A century had passed between Babbage’s Analytical Engine and Turing’s Universal Machine - a grand and unwieldy contraption and an elegant unreal abstraction. Turing never even tried to be a machinist. “One can picture an industrious and diligent clerk, well supplied with scratch paper, tirelessly following his instructions,” as the mathematician and logician Herbert Enderton remarked years later. Like Ada Lovelace, Turing was a programmer, looking inward to the step-by-step logic of his own mind. He imagined himself as a computer. He distilled mental procedures into their smallest constituent parts, the atoms of information processing. (p212)

Information is uncertainty, surprise, difficulty, and entropy:

• “Information is closely associated with uncertainty.” Uncertainty, in turn, can be measured by counting the number of possible messages. If only one message is possible, there is no uncertainty and thus no information.

• Some messages may be likelier than others, and information implies surprise. Surprise is a way of talking about probabilities.
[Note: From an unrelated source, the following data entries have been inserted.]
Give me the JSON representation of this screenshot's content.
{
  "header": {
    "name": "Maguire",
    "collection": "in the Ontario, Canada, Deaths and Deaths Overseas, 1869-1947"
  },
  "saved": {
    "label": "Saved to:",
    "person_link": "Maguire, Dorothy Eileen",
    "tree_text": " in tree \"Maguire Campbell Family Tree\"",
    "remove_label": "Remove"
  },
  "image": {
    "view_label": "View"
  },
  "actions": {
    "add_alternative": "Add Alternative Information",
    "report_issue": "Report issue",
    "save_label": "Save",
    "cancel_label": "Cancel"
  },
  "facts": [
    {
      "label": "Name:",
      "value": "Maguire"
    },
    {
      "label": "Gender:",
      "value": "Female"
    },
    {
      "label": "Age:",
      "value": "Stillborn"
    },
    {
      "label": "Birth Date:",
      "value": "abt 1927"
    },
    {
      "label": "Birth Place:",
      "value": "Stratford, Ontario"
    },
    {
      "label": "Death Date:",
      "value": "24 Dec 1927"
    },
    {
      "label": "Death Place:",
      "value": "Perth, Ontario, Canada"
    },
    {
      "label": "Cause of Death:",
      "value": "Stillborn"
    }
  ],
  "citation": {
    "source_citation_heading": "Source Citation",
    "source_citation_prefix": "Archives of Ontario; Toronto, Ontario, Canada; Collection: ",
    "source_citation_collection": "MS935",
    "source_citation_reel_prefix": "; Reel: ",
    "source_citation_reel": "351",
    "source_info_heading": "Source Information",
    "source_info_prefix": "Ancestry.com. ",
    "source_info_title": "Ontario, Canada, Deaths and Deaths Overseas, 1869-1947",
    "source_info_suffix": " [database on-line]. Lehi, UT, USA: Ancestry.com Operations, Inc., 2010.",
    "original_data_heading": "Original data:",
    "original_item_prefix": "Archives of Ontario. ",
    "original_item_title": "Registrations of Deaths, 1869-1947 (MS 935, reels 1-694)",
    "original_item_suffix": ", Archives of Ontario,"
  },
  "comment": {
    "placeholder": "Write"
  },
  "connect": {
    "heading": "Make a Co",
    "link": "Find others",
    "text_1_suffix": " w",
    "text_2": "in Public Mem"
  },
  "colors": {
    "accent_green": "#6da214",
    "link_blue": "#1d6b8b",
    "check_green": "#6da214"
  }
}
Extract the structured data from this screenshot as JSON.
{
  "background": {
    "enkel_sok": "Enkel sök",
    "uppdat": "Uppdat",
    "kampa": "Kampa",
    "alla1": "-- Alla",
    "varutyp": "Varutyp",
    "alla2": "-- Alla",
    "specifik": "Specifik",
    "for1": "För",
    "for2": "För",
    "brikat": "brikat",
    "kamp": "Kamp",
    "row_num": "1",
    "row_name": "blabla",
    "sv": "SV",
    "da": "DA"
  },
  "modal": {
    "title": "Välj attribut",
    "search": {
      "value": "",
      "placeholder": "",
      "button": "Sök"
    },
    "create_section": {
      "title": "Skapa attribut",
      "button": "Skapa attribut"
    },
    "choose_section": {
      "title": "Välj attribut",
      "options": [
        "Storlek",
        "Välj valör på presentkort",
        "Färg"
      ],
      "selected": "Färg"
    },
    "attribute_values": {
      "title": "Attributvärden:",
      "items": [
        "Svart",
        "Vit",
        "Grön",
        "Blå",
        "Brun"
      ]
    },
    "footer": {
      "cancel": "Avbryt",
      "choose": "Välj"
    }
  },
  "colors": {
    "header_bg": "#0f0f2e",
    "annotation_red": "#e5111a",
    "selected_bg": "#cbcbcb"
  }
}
If the letter following t (in English) is h, not so much information is conveyed, because the probability of h was relatively high.

• “What is significant is the difficulty in transmitting the message from one point to another.” Perhaps this seemed backward, or tautological, like defining mass in terms of the force needed to move an object. But then, mass can be defined that way.

• Information is entropy. This was the strangest and most powerful notion of all. Entropy - already a difficult and poorly understood concept - is a measure of disorder in thermodynamics, the science of heat and energy. (p219)

Shannon sidestepped this problem by treating the signal as a string of discrete symbols. Now, instead of boosting the power, a sender can overcome noise by using extra symbols for error correction-just as an African drummer makes himself understood across long distances, not by banging the drums harder, but by expanding the verbosity of his discourse. Shannon considered the discrete case to be more fundamental in a mathematical sense as well. And he was considering another point: that treating messages as discrete had application not just for traditional communication but for a new and rather esoteric subfield, the theory of computing machines. (p 224)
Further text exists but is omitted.